Best of all, since you can only pick one card at a time, the game becomes a constantly-shifting puzzle wrapped in tension bacon. Would you rather take control of a leader to solidify your control over a critical district, or should you try to pull off a beneficial scheme? Or should you try and preempt your opponent by denying him access to the relic that will let him steal one of your scepters, because the bastard has been doing that to no end? Whatever you pick, no matter how devious, your opponent is going to be dipping into the same pool of machinations in an all-too-brief moment. This is one of those rare games where the opponent’s turn is absolutely gripping, if only because you’re bracing for impact the entire time.
There are other nice things I could say about Vault of Darkness, but I think you get the gist. It’s an engine that generates tough decisions, then takes your choice and chews it up and shows you how you could have made a better move. I suspect I had more “Oh, I should have done this” moments in a half hour of Vault of Darkness than you could usually find in my entire game-laden weekend.

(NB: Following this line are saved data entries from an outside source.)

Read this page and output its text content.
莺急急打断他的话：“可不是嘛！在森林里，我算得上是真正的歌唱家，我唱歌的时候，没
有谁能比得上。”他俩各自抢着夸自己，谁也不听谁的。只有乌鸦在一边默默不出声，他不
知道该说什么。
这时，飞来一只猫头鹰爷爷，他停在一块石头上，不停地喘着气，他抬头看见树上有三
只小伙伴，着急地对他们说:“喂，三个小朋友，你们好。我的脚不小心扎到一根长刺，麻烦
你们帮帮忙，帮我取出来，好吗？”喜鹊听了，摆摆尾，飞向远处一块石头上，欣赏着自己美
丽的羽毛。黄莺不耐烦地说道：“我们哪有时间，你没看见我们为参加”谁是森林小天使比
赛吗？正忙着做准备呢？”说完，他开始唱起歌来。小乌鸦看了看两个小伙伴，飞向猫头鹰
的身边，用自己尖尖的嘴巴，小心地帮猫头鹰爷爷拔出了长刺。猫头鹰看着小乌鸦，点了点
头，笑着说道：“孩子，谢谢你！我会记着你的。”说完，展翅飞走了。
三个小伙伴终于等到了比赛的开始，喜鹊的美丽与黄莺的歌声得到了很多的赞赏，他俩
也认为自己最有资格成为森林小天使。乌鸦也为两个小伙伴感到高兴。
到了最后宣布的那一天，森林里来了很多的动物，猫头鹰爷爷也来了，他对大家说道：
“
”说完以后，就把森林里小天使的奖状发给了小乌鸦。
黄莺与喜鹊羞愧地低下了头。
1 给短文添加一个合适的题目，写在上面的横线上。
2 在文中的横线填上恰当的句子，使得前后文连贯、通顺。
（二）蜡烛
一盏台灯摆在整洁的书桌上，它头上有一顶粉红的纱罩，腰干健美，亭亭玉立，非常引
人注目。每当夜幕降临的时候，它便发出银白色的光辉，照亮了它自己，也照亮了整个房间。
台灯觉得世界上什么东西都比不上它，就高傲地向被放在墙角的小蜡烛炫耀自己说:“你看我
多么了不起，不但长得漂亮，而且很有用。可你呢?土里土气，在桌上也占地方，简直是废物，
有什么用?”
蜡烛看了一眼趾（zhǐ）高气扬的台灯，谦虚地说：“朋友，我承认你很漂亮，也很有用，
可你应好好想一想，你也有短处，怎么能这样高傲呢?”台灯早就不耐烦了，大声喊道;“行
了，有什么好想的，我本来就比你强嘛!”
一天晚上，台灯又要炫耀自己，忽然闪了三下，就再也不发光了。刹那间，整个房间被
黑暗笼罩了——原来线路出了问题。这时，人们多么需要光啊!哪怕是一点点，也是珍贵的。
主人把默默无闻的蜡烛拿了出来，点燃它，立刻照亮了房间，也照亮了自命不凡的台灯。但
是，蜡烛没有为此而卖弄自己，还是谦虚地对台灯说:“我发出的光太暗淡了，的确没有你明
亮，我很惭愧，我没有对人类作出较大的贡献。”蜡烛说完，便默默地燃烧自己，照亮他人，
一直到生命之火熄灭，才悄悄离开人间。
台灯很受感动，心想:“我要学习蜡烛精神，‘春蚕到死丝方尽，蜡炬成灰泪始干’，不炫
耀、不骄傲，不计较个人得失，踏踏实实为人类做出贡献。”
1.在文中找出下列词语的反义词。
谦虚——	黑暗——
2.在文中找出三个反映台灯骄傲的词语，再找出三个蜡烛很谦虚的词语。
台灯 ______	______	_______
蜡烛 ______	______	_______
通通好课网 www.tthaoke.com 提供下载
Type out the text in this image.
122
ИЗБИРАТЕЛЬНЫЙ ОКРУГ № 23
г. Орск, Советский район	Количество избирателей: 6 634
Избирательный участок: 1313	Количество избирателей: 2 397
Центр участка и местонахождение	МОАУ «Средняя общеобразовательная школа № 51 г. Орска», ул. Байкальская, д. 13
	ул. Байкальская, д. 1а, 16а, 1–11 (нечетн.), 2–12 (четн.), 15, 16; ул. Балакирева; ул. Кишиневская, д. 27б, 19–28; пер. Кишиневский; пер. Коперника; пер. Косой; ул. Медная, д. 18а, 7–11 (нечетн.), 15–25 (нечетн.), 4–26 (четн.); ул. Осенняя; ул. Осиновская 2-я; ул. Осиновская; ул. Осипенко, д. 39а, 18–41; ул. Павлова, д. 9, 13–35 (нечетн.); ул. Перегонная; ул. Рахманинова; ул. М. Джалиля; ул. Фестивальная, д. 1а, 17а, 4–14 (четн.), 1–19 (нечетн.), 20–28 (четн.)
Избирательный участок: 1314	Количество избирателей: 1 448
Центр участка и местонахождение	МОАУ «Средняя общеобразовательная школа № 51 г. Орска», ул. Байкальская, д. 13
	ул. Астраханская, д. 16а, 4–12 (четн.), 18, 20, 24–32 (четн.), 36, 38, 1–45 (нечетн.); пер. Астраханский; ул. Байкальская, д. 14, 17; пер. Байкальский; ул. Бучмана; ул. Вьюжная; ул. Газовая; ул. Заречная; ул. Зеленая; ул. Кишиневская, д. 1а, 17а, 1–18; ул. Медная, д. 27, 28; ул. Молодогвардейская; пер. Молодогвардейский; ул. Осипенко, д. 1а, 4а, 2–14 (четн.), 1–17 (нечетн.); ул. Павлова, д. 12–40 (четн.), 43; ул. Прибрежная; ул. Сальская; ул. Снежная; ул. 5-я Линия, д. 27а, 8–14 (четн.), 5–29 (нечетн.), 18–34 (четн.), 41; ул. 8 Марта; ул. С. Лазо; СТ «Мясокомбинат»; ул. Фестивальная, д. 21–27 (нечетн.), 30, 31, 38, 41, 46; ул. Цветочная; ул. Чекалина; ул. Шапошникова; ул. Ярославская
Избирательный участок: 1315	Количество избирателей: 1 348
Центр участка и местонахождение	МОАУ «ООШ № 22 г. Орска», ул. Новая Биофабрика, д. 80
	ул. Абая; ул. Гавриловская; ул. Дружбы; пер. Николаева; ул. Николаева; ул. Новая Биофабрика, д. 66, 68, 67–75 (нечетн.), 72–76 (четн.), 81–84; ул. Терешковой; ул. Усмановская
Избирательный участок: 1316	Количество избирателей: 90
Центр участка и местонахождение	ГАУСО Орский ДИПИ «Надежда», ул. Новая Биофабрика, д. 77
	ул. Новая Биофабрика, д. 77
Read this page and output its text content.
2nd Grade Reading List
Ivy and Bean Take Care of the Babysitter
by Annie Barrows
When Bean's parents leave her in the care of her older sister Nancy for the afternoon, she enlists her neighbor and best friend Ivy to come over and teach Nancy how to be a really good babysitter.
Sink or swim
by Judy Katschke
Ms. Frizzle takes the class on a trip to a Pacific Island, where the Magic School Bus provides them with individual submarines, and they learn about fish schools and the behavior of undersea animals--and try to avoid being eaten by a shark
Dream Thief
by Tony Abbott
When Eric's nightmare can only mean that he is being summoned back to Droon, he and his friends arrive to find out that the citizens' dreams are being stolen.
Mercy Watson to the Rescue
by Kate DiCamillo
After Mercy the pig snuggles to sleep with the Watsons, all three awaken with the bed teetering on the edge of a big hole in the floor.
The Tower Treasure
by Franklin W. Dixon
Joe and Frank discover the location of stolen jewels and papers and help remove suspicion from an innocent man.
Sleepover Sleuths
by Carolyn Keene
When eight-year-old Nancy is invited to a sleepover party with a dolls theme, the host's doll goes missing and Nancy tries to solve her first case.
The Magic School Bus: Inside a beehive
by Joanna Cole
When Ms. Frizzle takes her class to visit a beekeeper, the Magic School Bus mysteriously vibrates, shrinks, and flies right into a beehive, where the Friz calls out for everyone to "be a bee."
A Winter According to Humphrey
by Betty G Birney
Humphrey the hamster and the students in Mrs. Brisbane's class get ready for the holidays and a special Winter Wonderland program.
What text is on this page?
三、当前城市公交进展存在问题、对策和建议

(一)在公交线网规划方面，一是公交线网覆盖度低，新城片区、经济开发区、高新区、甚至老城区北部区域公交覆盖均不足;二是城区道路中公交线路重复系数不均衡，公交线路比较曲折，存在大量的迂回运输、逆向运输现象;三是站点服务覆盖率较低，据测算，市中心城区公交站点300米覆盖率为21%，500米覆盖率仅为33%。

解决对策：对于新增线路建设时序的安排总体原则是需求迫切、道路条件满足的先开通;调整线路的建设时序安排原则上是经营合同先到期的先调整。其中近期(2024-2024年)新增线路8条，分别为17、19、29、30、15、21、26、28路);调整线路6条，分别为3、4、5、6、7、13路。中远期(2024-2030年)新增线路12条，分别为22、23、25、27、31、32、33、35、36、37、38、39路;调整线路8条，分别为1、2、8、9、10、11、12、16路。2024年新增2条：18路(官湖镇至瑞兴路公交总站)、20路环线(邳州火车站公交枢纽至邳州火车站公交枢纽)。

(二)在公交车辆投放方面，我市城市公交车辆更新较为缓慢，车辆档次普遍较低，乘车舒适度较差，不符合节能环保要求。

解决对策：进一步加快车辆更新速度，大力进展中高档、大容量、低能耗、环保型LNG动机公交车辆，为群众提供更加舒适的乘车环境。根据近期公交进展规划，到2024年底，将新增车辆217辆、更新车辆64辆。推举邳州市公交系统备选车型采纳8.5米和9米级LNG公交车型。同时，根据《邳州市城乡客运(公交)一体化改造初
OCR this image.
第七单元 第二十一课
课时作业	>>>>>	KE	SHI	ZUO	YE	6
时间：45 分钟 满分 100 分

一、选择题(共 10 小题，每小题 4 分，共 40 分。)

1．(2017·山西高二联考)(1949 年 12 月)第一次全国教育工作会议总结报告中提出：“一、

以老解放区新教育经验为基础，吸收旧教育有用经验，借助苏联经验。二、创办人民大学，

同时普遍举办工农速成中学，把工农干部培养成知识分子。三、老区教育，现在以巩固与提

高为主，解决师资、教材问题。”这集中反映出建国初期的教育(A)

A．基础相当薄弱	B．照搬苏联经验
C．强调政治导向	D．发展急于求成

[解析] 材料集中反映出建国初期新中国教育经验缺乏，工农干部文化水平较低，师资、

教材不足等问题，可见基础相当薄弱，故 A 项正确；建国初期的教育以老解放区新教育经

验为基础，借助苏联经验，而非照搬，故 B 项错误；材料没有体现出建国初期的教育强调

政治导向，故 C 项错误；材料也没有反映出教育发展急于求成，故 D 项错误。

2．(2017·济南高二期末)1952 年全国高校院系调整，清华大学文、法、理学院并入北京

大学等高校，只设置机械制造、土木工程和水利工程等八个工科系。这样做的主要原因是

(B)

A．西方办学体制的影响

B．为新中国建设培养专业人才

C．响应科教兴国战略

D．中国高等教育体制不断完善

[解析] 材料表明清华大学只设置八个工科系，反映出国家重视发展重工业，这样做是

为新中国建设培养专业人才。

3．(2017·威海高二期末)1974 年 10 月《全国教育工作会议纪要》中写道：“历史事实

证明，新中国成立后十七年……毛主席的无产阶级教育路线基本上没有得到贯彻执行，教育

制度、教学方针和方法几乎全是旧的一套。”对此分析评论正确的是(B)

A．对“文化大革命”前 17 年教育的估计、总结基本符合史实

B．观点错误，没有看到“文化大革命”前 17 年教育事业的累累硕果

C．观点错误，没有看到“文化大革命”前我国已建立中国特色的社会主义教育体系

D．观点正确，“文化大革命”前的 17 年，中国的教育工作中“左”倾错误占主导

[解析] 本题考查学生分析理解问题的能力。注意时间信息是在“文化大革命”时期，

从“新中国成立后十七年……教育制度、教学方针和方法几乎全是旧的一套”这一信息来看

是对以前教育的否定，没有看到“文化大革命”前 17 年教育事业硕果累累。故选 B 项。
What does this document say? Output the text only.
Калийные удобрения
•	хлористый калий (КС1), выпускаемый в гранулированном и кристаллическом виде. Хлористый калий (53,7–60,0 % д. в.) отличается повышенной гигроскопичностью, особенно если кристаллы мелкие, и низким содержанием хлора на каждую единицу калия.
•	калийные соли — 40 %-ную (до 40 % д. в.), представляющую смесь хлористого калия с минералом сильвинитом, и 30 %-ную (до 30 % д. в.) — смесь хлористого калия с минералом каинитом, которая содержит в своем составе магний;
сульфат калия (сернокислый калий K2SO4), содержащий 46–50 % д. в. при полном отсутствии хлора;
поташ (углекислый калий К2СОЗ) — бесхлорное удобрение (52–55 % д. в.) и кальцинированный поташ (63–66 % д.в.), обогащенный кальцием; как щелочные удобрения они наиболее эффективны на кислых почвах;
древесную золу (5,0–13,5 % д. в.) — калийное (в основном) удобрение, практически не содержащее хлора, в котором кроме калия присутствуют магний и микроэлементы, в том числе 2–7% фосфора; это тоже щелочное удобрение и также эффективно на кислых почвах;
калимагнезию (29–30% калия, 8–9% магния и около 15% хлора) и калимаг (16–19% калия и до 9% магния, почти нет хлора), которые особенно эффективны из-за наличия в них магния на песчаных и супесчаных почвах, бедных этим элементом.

Vault of Darkness has one significant problem. It did little to hamper my enjoyment of the game’s underhanded disputes, but it’s big enough that it sure was trying.
That problem is documentation.
Small Box Games has never been stellar about getting the rules written out in a clear manner the first go around, and this is a prime example. Not only was one of the pages of my manual completely blank, prompting a trip to the internet box to pen in what was missing, but there are all sorts of special circumstances left undocumented.
For instance, one of the special minions is called a Servitor. The rulebook establishes that Servitors are obtainable only through special actions, and that although they don’t add much influence, they always trigger the scheme of the district they’re deployed to. Unfortunately, roughly ninety-five percent of their appearances occur during the “Night’s End” phase, which takes place after all that relic stuff and sees both players taking a special action like adding a minion to their cohort, deploying an extra minion from their cohort, or using up one of their treasures. The problem is that during the Night’s End, no district schemes can be triggered. Which means Servitors are functionally worthless, and may as well not even be in the game.
Are Servitors special, and activate schemes even during the Night’s End? Should they appear more often than they have in the handful of matches I’ve played? Or are they every bit as superfluous as they seem? The rulebook won’t be answering those questions, or some others that might nag at you.
Even so, Vault of Darkness is fantastic. It’s tense and cruel in all the right ways, promoting the harshest of measures on your path to victory. It isn’t for the noncompetitive, easily-bruised egos, or people who can’t handle a couple rules ambiguities (at least until the forthcoming clarifications land).
But if you can hack it, Vault of Darkness is your huckleberry.
Posted on October 26, 2013, in Board Game and tagged Board Games, Hemloch, Small Box Games, Vault of Darkness. Bookmark the permalink. 7 Comments.
I wasn’t expecting that, maybe I’ll pick this up too!
Wow, that servitor thing is a real deal breaker for me until they clarify what they mean. Though.. it seems like it may be as you said and they always trigger schemes as a special rule. Maybe..
Fair enough. It certainly is vague. For what it’s worth, I’ve been enjoying H:VoD quite a bit by just house-ruling that they’re a unique circumstance and trigger schemes during the special action phase. But yes, I’d rather the rules themselves be clearer.
Another note: John Clowdus has announced that he’s updating the manual, and since one of the pages was blank, he’ll be sending the revised rulebook to everyone who bought H:VoD. That’s a classy move in my book, and hopefully it’ll clarify the few rules gaps in the current version.